Que todo fue una gran payasada lo demuestra que en Viedma-Carmen de Patagones no quedó ni siquiera un museo de sitio con los planos, las maquetas, los mapas y los volúmenes de estudios que se contrataron al efecto y costaron un centenar de millones de dólares. Todo se evaporó en la nada.
En Viedma y Carmen de Patagones quedó como un invisible manto de vergüenza, propio de quien hizo un papelón: por unos pocos años creyeron que serían la aristocracia “nacida y criada” en la nueva capital y algunos terratenientes, a imitación de la porteña un siglo antes, hicieron buenos negocios inmobiliarios vendiendo estepa que nunca dejó de ser estepa a precios de futura capital. Doctor Alfonsín y su Ley 23.512 en el lugar no dejaron nada más que el recuerdo de unos años carnavalescos, de corso a contramano. El país apenas lograba ponerse de pie después de siete años de dictadura militar pero en Viedma y Carmen soplaban aires de Canberra, Brasilia, Washington, Pretoria. Algunos se lo creyeron y quedaron mal para toda la vida.
La idea de reparar el orgullo (y el honor, como anticipó Borges) de la conciencia civil heridos por la dictadura militar con una gesta fundadora en el sur y realizando una tarea histórica pendiente de la Argentina a mí no me parecía mal. Pero no creía que Alfonsín pudiera hacerlo, con ese país todavía descuajeringado.
Un Sumo Cartógrafo Radical dibujó los límites de la nueva capital en el mapa: a lo largo de la costa marítima el territorio federal se extendía un centenar de kilómetros entre Punta Rasa y Bahía Rosas; a lo largo de la costa fluvial el territorio federal remontaba por ambas márgenes del río Negro otros cien kilómetros hasta Guardia Mitre. Visión ampulosa de futuro no le faltó al Cartógrafo. Pero todo quedó en pastos duros. Nos venció el viento.

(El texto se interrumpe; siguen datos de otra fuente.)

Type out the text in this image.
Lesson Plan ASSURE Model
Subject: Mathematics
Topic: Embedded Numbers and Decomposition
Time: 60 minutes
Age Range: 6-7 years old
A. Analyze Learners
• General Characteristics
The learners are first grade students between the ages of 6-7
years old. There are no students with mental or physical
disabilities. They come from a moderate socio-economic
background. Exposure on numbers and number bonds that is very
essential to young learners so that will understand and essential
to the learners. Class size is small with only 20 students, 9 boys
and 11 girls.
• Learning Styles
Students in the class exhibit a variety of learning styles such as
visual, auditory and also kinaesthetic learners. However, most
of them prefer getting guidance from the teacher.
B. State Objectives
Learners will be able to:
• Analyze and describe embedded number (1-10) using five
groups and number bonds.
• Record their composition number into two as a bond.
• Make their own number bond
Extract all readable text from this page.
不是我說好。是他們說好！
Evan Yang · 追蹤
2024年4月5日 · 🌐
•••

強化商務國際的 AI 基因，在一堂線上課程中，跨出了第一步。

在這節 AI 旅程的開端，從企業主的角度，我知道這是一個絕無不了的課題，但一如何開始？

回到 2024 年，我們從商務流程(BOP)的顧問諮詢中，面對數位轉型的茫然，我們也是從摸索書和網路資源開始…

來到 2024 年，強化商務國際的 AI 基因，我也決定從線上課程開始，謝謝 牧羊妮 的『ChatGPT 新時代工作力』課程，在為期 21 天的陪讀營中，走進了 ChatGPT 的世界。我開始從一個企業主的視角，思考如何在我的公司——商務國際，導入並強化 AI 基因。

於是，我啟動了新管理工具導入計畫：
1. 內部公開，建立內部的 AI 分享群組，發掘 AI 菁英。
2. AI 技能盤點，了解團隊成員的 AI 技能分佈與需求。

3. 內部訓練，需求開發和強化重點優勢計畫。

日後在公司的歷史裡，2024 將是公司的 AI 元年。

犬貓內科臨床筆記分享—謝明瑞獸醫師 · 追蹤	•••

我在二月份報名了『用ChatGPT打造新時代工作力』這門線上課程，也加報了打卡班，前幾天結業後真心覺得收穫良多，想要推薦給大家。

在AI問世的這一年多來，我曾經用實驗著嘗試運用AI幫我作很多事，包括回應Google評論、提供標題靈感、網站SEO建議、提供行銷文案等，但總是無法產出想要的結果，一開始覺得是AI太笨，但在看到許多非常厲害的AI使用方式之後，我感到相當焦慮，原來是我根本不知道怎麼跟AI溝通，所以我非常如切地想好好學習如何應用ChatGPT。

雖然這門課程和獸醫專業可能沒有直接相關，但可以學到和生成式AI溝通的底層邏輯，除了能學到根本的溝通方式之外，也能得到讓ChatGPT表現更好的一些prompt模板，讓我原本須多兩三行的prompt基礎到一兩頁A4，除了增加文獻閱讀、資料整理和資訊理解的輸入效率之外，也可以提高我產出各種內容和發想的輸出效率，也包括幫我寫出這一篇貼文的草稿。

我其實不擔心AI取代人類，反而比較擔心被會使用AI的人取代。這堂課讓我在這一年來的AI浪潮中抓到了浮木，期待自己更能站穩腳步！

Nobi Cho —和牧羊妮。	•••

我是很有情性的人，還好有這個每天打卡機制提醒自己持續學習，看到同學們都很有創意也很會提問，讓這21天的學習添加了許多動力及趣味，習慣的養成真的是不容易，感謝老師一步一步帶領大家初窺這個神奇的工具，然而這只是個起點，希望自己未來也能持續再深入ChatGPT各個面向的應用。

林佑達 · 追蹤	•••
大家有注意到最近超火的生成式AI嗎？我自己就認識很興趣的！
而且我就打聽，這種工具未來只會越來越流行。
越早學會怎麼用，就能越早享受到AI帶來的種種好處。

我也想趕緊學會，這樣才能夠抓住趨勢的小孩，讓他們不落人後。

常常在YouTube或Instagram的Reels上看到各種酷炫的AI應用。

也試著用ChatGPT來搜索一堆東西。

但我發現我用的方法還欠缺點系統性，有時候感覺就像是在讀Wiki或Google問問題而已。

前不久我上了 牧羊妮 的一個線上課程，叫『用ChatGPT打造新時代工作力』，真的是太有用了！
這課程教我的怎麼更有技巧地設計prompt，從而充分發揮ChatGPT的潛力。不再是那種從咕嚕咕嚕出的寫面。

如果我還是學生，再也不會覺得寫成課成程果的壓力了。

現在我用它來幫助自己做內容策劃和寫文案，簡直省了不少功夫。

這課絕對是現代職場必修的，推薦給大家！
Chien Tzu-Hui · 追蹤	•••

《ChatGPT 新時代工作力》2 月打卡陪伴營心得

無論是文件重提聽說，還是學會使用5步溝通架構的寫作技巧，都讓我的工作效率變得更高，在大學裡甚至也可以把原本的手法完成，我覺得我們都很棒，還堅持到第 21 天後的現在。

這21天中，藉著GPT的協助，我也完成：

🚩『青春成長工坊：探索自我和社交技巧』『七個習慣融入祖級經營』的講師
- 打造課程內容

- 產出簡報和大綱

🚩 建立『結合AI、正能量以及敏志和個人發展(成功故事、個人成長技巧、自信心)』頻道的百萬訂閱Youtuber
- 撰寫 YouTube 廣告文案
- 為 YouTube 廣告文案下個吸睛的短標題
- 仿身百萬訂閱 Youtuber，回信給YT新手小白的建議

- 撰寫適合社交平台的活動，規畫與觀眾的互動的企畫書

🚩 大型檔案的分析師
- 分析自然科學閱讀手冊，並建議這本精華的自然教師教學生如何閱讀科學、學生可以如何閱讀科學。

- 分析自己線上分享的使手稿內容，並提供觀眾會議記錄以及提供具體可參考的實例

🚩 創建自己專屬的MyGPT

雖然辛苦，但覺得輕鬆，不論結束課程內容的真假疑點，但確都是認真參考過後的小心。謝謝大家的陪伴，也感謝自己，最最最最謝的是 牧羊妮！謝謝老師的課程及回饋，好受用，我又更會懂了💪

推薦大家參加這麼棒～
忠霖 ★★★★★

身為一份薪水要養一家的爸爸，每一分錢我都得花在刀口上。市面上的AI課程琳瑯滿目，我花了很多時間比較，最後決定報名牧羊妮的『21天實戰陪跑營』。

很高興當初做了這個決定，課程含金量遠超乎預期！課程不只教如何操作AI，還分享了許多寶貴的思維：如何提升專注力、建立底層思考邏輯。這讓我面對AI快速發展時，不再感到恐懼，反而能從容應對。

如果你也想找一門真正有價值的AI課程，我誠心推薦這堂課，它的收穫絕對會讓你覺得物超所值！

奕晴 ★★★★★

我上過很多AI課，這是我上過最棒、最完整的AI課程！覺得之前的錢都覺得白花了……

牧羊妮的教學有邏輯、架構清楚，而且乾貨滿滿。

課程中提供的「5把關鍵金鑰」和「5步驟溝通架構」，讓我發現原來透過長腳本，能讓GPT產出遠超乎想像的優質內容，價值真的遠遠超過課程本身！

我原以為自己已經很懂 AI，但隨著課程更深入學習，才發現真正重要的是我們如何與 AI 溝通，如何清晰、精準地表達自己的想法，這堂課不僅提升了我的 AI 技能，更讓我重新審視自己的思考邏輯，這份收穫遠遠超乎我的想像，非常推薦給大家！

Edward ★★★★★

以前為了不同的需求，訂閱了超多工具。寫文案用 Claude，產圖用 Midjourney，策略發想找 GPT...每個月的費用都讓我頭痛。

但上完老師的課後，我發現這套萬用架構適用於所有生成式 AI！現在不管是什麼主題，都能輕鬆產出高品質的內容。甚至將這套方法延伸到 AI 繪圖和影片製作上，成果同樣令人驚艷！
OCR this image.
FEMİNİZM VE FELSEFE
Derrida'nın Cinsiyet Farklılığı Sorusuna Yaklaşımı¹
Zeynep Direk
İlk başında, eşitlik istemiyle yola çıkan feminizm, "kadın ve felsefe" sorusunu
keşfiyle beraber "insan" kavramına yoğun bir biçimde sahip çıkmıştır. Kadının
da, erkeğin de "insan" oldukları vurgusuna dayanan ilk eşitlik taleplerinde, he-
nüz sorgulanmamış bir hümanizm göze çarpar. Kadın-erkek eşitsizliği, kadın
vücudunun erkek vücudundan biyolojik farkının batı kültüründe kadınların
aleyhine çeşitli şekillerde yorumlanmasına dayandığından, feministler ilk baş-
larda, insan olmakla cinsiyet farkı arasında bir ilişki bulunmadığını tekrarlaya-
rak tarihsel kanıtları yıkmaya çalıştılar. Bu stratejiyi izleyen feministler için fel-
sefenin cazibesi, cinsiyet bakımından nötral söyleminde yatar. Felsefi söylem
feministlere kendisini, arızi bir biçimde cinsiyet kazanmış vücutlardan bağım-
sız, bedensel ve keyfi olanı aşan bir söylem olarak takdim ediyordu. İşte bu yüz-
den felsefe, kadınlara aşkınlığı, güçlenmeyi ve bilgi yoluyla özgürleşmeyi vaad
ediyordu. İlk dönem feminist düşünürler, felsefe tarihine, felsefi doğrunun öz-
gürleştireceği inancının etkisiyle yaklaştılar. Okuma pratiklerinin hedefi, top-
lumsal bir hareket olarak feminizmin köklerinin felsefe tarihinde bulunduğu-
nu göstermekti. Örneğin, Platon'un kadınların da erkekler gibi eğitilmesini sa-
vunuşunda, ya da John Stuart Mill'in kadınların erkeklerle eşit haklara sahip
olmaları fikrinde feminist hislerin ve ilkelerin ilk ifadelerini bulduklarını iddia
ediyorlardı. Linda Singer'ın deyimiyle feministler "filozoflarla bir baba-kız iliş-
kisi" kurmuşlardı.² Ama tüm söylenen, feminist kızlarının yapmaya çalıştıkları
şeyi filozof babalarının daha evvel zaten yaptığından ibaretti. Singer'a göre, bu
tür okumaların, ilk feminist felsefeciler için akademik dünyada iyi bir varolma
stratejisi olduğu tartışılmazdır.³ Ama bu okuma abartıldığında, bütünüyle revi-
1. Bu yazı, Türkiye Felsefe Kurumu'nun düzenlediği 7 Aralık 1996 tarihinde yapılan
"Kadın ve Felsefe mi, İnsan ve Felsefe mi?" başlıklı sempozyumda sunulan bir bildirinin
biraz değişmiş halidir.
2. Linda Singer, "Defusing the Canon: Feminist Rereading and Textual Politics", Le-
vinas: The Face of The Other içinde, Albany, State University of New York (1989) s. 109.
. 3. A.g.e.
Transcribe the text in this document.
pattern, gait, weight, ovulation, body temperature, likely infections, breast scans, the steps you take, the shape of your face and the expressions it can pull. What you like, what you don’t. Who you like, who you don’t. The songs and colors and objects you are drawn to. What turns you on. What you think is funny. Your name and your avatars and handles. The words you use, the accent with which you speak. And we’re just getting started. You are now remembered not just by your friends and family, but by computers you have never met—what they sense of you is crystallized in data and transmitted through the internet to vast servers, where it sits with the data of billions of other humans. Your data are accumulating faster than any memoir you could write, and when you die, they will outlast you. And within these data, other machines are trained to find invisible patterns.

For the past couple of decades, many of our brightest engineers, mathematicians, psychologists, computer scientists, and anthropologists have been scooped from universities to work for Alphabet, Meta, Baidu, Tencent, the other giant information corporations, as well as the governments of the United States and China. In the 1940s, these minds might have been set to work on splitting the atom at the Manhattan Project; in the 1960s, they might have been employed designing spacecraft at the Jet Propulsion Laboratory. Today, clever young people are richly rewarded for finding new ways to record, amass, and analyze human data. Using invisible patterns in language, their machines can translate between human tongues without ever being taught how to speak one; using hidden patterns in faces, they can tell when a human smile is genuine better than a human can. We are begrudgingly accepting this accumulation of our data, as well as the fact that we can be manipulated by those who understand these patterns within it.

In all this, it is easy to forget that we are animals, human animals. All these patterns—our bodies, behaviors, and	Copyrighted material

El ridículo quedó de todos modos asentado en los mapas argentinos impresos en el último año de la presidencia de Doctor Alfonsín (como el primer Mapa Pirelli que acompañaba a la primera Guía Pirelli) ya que obligaron a través del entonces I.G.M. a colorear el sector reservado a la ciudad Ley 23.512, de la nunca más se habló.
Estuve en Viedma y Carmen en 1989, 2005 y 2010: son de las ciudades más quietas de la Patagonia. Tienen un poco más de viviendas populares en las afueras, pero nada más. Ahí siguen las dos noviando ensimismadas: la bonaerense y más chiquita y linda desde lo alto, la rionegrina y más feúcha y grande desde el bajo, sin que se les note el paso de los años más allá del tejido urbano popular en la cintura que bien o mal les crece a todas las ciudades argentinas a medida que envejecen.
En 1995 en la Guía Pirelli propuse llamarla Ciudad Lo que el Viento se Llevó, pero no tuve eco.